10月10日、パレスチナ自治区へのイスラエルの空襲後、破壊された建物の瓦礫の中を歩くパレスチナの子どもたち(写真:アフロ)

 イスラエルは00年に始まり05年には下火になった第2次インティファーダで自爆テロが横行したことから、イスラエル本土と西岸の間に500キロの分離壁を建設した。

 今回、ハマスがガザから越境作戦を実施したことは「分離壁による平和」の終わりを意味し、西岸でも同様の試みが始まる可能性がある。

 第2の波及は、北でイスラエルと国境を接するレバノンのシーア派組織「ヒズボラ」の参戦である。ヒズボラの背後にはイランがおり、イランはハマスに資金や武器を支援してきた。イラク戦争後にイラク、シリア内戦でシリアと勢力を伸ばし、レバノンまで手が届いた。ガザ情勢の激化に乗じて、ヒズボラ・イランが北の国境を脅かせばイスラエルの脅威となる。
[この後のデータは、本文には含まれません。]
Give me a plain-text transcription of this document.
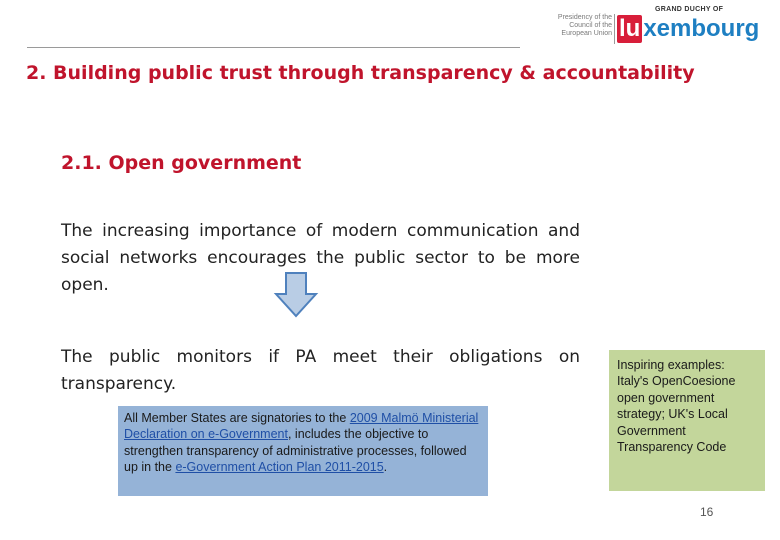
Presidency of the Council of the European Union
GRAND DUCHY OF
lu xembourg
2. Building public trust through transparency & accountability
2.1. Open government
The increasing importance of modern communication and social networks encourages the public sector to be more open.
The public monitors if PA meet their obligations on transparency.
All Member States are signatories to the 2009 Malmö Ministerial Declaration on e-Government, includes the objective to strengthen transparency of administrative processes, followed up in the e-Government Action Plan 2011-2015.
Inspiring examples: Italy's OpenCoesione open government strategy; UK's Local Government Transparency Code
16
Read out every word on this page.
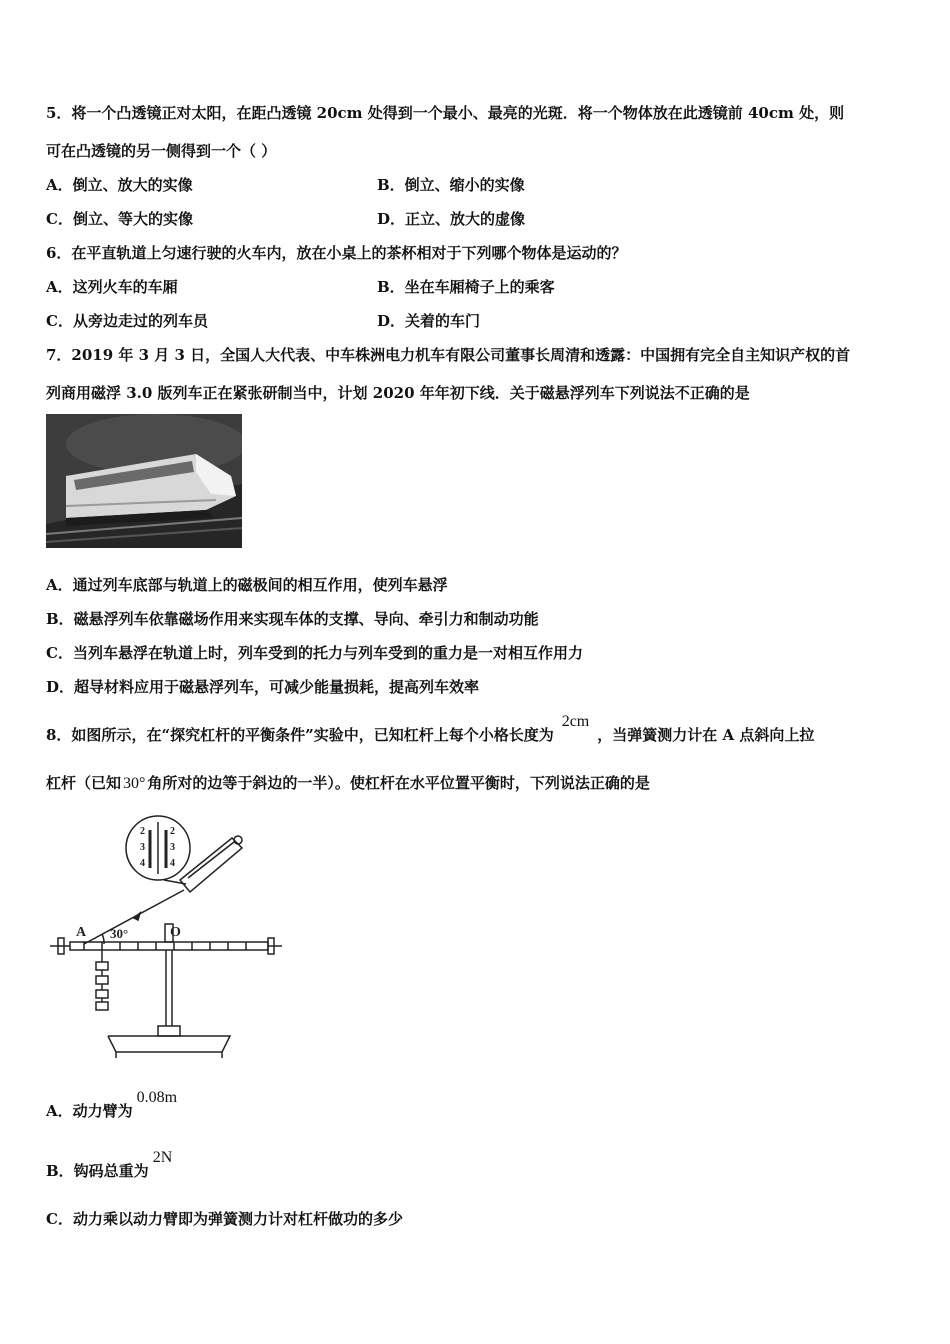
5．将一个凸透镜正对太阳，在距凸透镜 20cm 处得到一个最小、最亮的光斑．将一个物体放在此透镜前 40cm 处，则
可在凸透镜的另一侧得到一个（ ）
A．倒立、放大的实像	B．倒立、缩小的实像
C．倒立、等大的实像	D．正立、放大的虚像
6．在平直轨道上匀速行驶的火车内，放在小桌上的茶杯相对于下列哪个物体是运动的？
A．这列火车的车厢	B．坐在车厢椅子上的乘客
C．从旁边走过的列车员	D．关着的车门
7．2019 年 3 月 3 日，全国人大代表、中车株洲电力机车有限公司董事长周清和透露：中国拥有完全自主知识产权的首
列商用磁浮 3.0 版列车正在紧张研制当中，计划 2020 年年初下线．关于磁悬浮列车下列说法不正确的是
A．通过列车底部与轨道上的磁极间的相互作用，使列车悬浮
B．磁悬浮列车依靠磁场作用来实现车体的支撑、导向、牵引力和制动功能
C．当列车悬浮在轨道上时，列车受到的托力与列车受到的重力是一对相互作用力
D．超导材料应用于磁悬浮列车，可减少能量损耗，提高列车效率
8．如图所示，在“探究杠杆的平衡条件”实验中，已知杠杆上每个小格长度为2cm，当弹簧测力计在 A 点斜向上拉
杠杆（已知 30° 角所对的边等于斜边的一半）。使杠杆在水平位置平衡时，下列说法正确的是
2
3
4
2
3
4
A 30°	O
A．动力臂为0.08m
B．钩码总重为2N
C．动力乘以动力臂即为弹簧测力计对杠杆做功的多少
 第3はアラブ世界への波及である。以前からイスラエルと国交正常化をしているエジプト、ヨルダンは、正常化後も、国民の間に反イスラエル感情が強い。すでにヨルダンの首都アンマンでは道路を埋めるガザ支持デモが始まった。エジプトでも13年の軍事クーデター以来の経済状況の悪化や言論統制の強化で、国民の不満は強く、ガザ危機が政治不安のきっかけになる可能性もある。

 20年にイスラエルと国交正常化をした湾岸のアラブ首長国連邦(UAE)、バーレーン、さらに正常化間近とされるサウジアラビアでは、ガザ危機が深まれば対イスラエル政策の見直しを迫られる。

 パレスチナ人とはパレスチナ地区に住むアラブ人のことで、ガザから報道を続けるアルジャジーラとアルアラビアという2大アラブ衛星テレビによって、パレスチナ人の悲痛な叫びがアラブ世界にアラビア語で拡散し、アラブ人を動かす。そうなれば、イスラエルがこの数年追求してきた「パレスチナ抜きの国交正常化」の流れは崩れることにもなりかねない。

 11年の「アラブの春」では、チュニジア、エジプト、リビアなど世俗主義の国々の独裁者が倒れた。湾岸の石油王国でも若者たちのデモはあったが抑え込まれた。もし、今後のガザ戦争で、湾岸の石油王国があいまいな態度をとり続ければ、民衆の怒りが噴き出して、湾岸地域を舞台に、「アラブの春:第2弾」となる可能性もある。